Questioning assumptions, particularly assumptions “everybody is aware of,” is a social and political course of. In trendy Large Science, sure normally foundational assumptions are carefully related to excessive standing people and establishments and are routinely offered with few {qualifications} and even as incontrovertible fact past any rational questioning to the general public, enterprise leaders, and coverage makers: in Scientific American articles, PBS/Nova video applications, congressional testimony, personal casual discussions the place choices are sometimes truly made, and so forth.

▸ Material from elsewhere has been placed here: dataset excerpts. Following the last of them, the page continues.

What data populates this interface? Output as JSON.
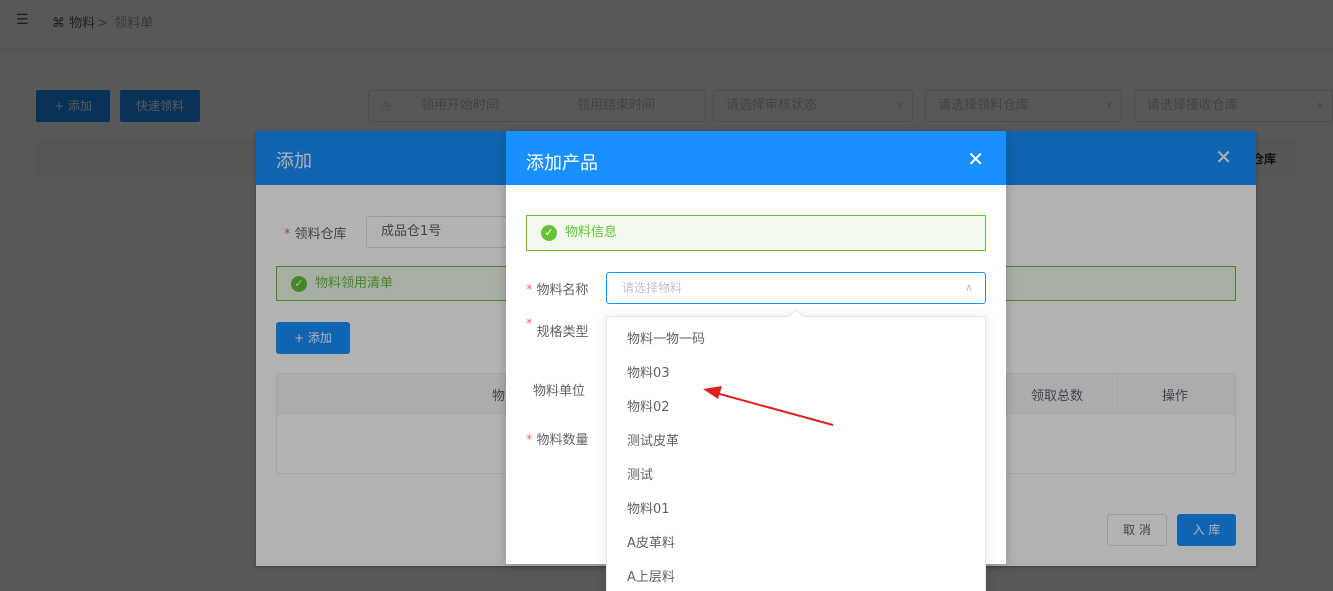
{
  "topbar": {
    "breadcrumb_root": "物料",
    "breadcrumb_sep": ">",
    "breadcrumb_current": "领料单"
  },
  "toolbar": {
    "add_label": "+ 添加",
    "quick_label": "快速领料",
    "start_time_placeholder": "领用开始时间",
    "end_time_placeholder": "领用结束时间",
    "audit_status_placeholder": "请选择审核状态",
    "pick_warehouse_placeholder": "请选择领料仓库",
    "receive_warehouse_placeholder": "请选择接收仓库"
  },
  "bg_table": {
    "partial_header": "收仓库"
  },
  "outer_dialog": {
    "title": "添加",
    "warehouse_label": "领料仓库",
    "warehouse_value": "成品仓1号",
    "list_alert": "物料领用清单",
    "add_label": "+ 添加",
    "columns": [
      "物",
      "领取总数",
      "操作"
    ],
    "cancel_label": "取 消",
    "stock_in_label": "入 库"
  },
  "inner_dialog": {
    "title": "添加产品",
    "info_alert": "物料信息",
    "name_label": "物料名称",
    "name_placeholder": "请选择物料",
    "spec_label": "规格类型",
    "unit_label": "物料单位",
    "qty_label": "物料数量"
  },
  "dropdown": {
    "options": [
      "物料一物一码",
      "物料03",
      "物料02",
      "测试皮革",
      "测试",
      "物料01",
      "A皮革料",
      "A上层料"
    ]
  },
  "colors": {
    "primary": "#1890ff",
    "success": "#67c23a",
    "danger": "#f56c6c",
    "annotation": "#e02020"
  }
}
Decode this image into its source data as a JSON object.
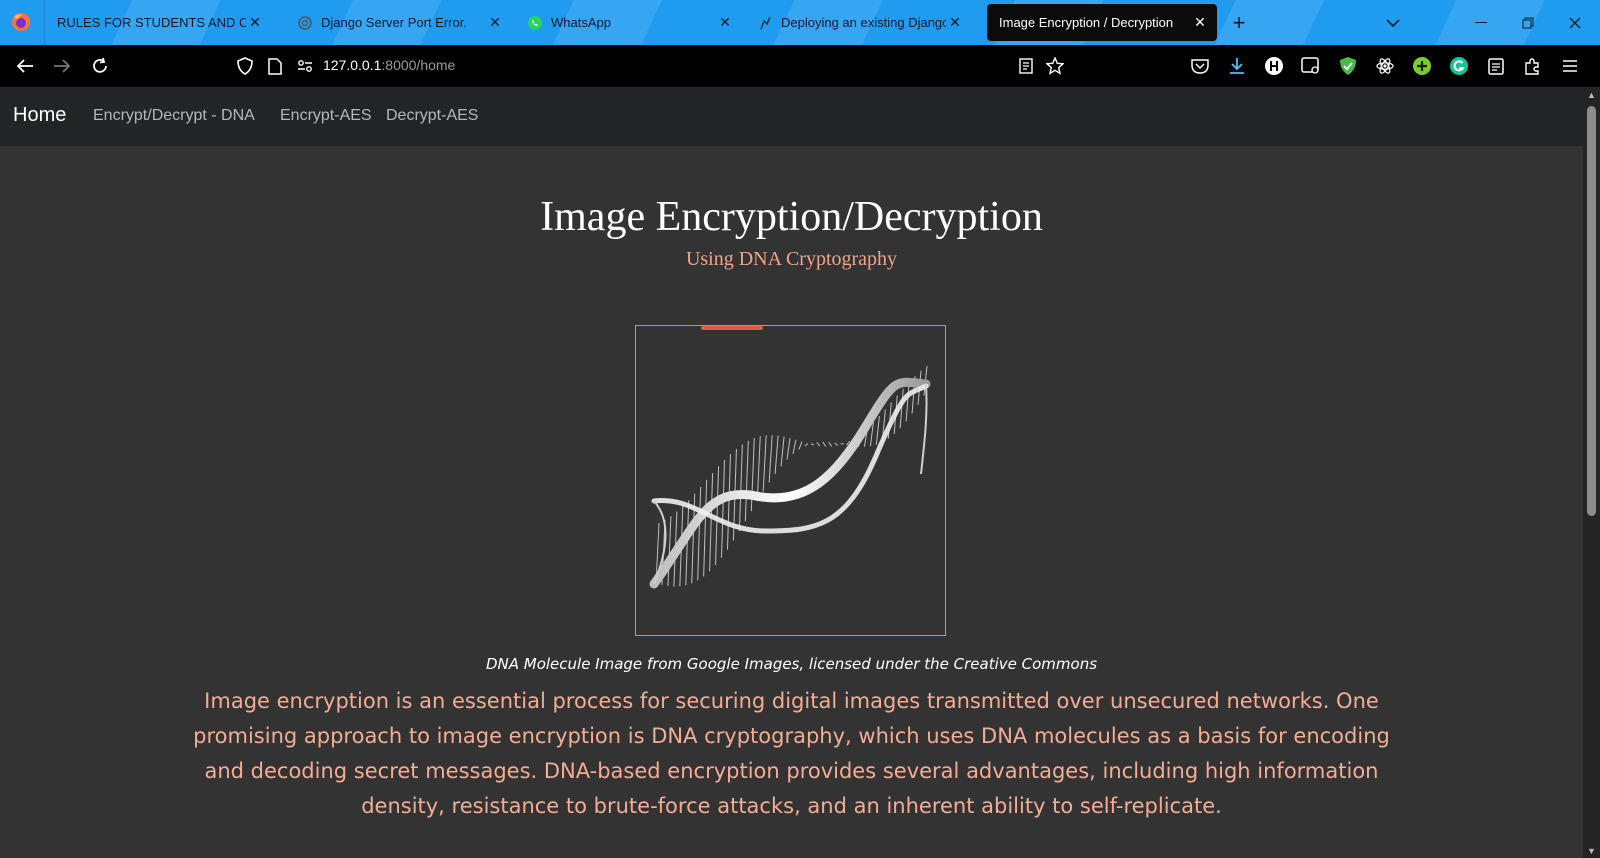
{
  "browser": {
    "tabs": [
      {
        "title": "RULES FOR STUDENTS AND CHILDREN",
        "icon": "document-icon",
        "active": false
      },
      {
        "title": "Django Server Port Error.",
        "icon": "openai-icon",
        "active": false
      },
      {
        "title": "WhatsApp",
        "icon": "whatsapp-icon",
        "active": false
      },
      {
        "title": "Deploying an existing Django project",
        "icon": "django-icon",
        "active": false
      },
      {
        "title": "Image Encryption / Decryption",
        "icon": "",
        "active": true
      }
    ],
    "url_host": "127.0.0.1",
    "url_rest": ":8000/home",
    "accent": "#1f9cf0"
  },
  "site": {
    "brand": "Home",
    "nav": [
      "Encrypt/Decrypt - DNA",
      "Encrypt-AES",
      "Decrypt-AES"
    ]
  },
  "hero": {
    "title": "Image Encryption/Decryption",
    "subtitle": "Using DNA Cryptography"
  },
  "figure": {
    "image_name": "dna-helix-image",
    "caption": "DNA Molecule Image from Google Images, licensed under the Creative Commons"
  },
  "description": "Image encryption is an essential process for securing digital images transmitted over unsecured networks. One promising approach to image encryption is DNA cryptography, which uses DNA molecules as a basis for encoding and decoding secret messages. DNA-based encryption provides several advantages, including high information density, resistance to brute-force attacks, and an inherent ability to self-replicate."
}
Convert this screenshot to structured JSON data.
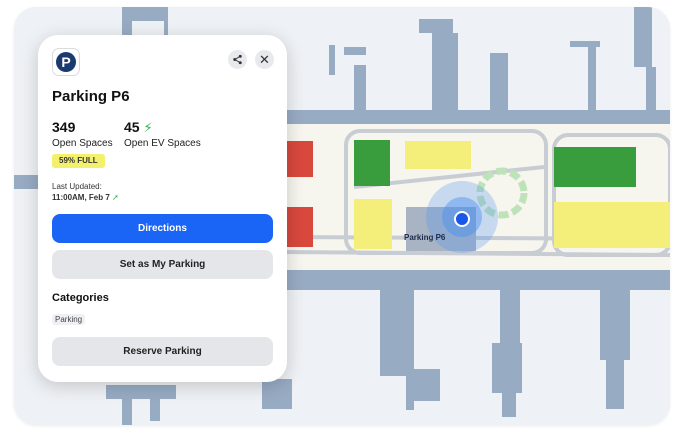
{
  "panel": {
    "title": "Parking P6",
    "open_spaces_value": "349",
    "open_spaces_label": "Open Spaces",
    "ev_spaces_value": "45",
    "ev_spaces_label": "Open EV Spaces",
    "full_badge": "59% FULL",
    "last_updated_label": "Last Updated:",
    "last_updated_time": "11:00AM, Feb 7",
    "directions_label": "Directions",
    "set_my_parking_label": "Set as My Parking",
    "categories_heading": "Categories",
    "category_chip": "Parking",
    "reserve_label": "Reserve Parking",
    "logo_letter": "P"
  },
  "map": {
    "location_label": "Parking P6"
  },
  "icons": [
    "parking-logo-icon",
    "share-icon",
    "close-icon",
    "ev-bolt-icon",
    "live-signal-icon",
    "location-dot-icon"
  ],
  "colors": {
    "accent": "#1a65f5",
    "brand": "#1b3b70",
    "full_badge": "#f3f06b",
    "ev": "#2fb34a",
    "map_green_lot": "#3a9d3d",
    "map_yellow_lot": "#f4ee7a",
    "map_red_lot": "#d8483d",
    "map_building": "#97abc3"
  }
}
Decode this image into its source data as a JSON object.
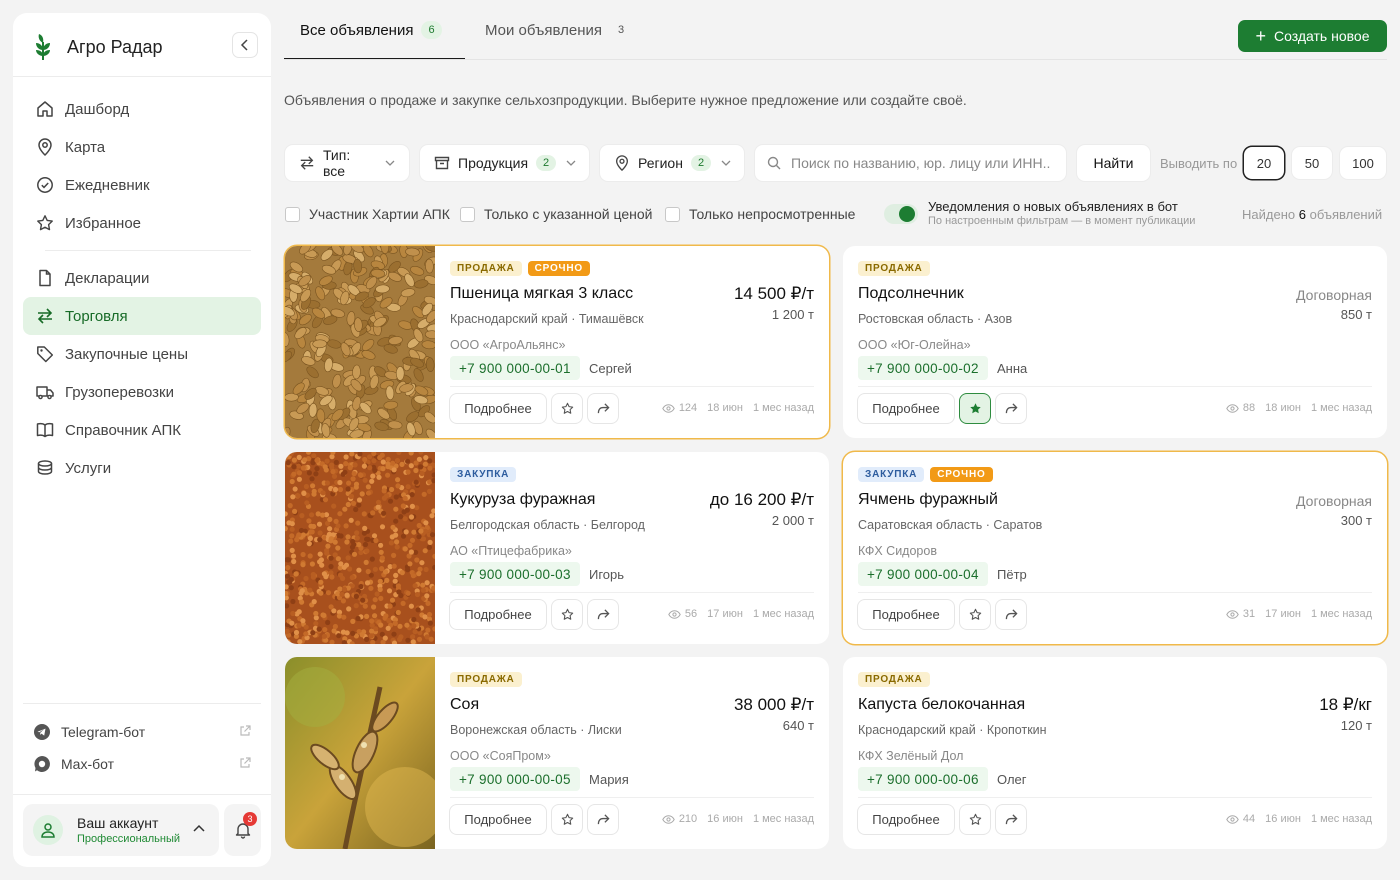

In trendy scientific analysis, there’s pervasive rhetoric about “questioning assumptions” and “considering outdoors the field,” however this normally doesn’t apply to the foundational assumptions talked about above. This rhetoric normally refers to subsidiary assumptions reminiscent of which protein to make use of in a biology lab experiment and comparable non-threatening technical minutia. Certainly, many fields which have proven little or no sensible outcomes for many years, like most cancers analysis, are periodically swept by fads and fashions through which subsidiary assumptions are changed, modified, or added.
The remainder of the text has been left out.